Pile ’em high

October 30, 2014

Source: Getty

“It’s nothing more than a medium-sized temporary blip.”

That was how Nathan Prest, our Head of Student Recruitment, responded to allegations that our university’s new “Super Greed” policy of recruiting as many students as possible this year had left a considerable number of first-year undergraduates without proper accommodation.

Mr Prest pointed out that Poppleton was far from being alone in facing this problem. Similar lack of student accommodation had been reported by the universities of Bristol, Aberdeen and Essex.

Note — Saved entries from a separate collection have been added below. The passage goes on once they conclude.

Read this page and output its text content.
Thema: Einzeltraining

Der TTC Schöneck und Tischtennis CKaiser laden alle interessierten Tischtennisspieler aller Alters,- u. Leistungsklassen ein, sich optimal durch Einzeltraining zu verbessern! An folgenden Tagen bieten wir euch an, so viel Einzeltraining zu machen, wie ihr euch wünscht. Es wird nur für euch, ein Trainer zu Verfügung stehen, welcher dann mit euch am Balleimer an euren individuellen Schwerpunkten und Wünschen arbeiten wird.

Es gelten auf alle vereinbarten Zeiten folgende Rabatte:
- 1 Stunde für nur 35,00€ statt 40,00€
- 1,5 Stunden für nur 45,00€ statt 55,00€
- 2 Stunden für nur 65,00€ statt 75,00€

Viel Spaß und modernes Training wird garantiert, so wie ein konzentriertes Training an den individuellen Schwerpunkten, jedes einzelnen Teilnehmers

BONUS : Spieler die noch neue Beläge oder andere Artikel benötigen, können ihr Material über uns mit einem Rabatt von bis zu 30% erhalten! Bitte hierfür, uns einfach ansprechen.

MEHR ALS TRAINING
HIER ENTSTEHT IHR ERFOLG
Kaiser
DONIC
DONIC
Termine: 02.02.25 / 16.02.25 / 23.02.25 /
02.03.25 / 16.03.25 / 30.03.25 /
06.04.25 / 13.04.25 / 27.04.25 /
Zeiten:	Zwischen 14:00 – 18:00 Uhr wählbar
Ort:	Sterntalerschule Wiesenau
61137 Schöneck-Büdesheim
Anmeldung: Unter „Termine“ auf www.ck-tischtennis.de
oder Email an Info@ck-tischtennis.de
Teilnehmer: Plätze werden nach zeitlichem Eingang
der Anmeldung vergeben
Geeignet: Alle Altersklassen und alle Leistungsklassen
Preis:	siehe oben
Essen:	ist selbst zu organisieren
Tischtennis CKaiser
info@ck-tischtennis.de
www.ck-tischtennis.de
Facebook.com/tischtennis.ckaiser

“All these universities”, said Mr Prest, “have had to use considerable ingenuity in order to remedy their accommodation shortfall.” He reserved particular praise for the University of Essex, which had found extra room by “selflessly” freeing up the spaces previously occupied by Marina Warner, Glyn Maxwell and Derek Walcott.

 

Get me out of here

Person ducking under chain and padlock on gate

Hot on the heels of research by massive open online course platform FutureLearn that shows that nearly a third of university graduates wish they had studied a different subject at university comes evidence of a rather similar form of dissatisfaction among Poppleton academics. A new campus survey provides the following detail:

  • One-third of all Poppleton academics would like to be in an entirely different department
  • One-third of all Poppleton academics would like to be in an entirely different university
  • One-third of all Poppleton academics would like to be in an entirely different space-time dimension.

However, Jamie Targett, our thrusting Director of Corporate Affairs, insisted that “wanting to be somewhere else” was not necessarily a negative sentiment. It suggested “an openness to change”, a characteristic regarded by human resources professionals as a “necessary staging post on the road to involuntary redundancy”.

 

Looks very like a first

According to preliminary results from the 2015 Times Higher Education Best University Workplace Survey, almost one-third of academics say that their university has compromised on quality in a bid to increase or preserve student numbers.

But this apparently shocking news does not at all disconcert Janet Fluellen, Poppleton’s Director of Curriculum Development.

Speaking to our reporter, Keith Ponting (30), Ms Fluellen explained that as nearly all academics now recognised that they were required to “add a few extra marks here and there”, everyone was on what she chose to describe as a “level playing field”.

But surely, suggested Ponting, such a practice, however widespread, still constituted a violation of fundamental academic standards?

Not so, insisted Ms Fluellen. Such fundamental standards are not being violated. They are simply being “rounded up”.

 

Thought for the week

(contributed by Jennifer Doubleday, Head of Personal Development)

Recent analysis suggests that sociologists might have become too specialist and narrow-minded. Could this be true? Find out for yourself at this week’s seminar where the main speaker will be Dr Kirk Strutter of our own Department of Sociology. He calls his talk “Reconsidering Durkheim’s analysis of suicide rates in Lower Bavaria between 1894 and 1896”. Everybody welcome.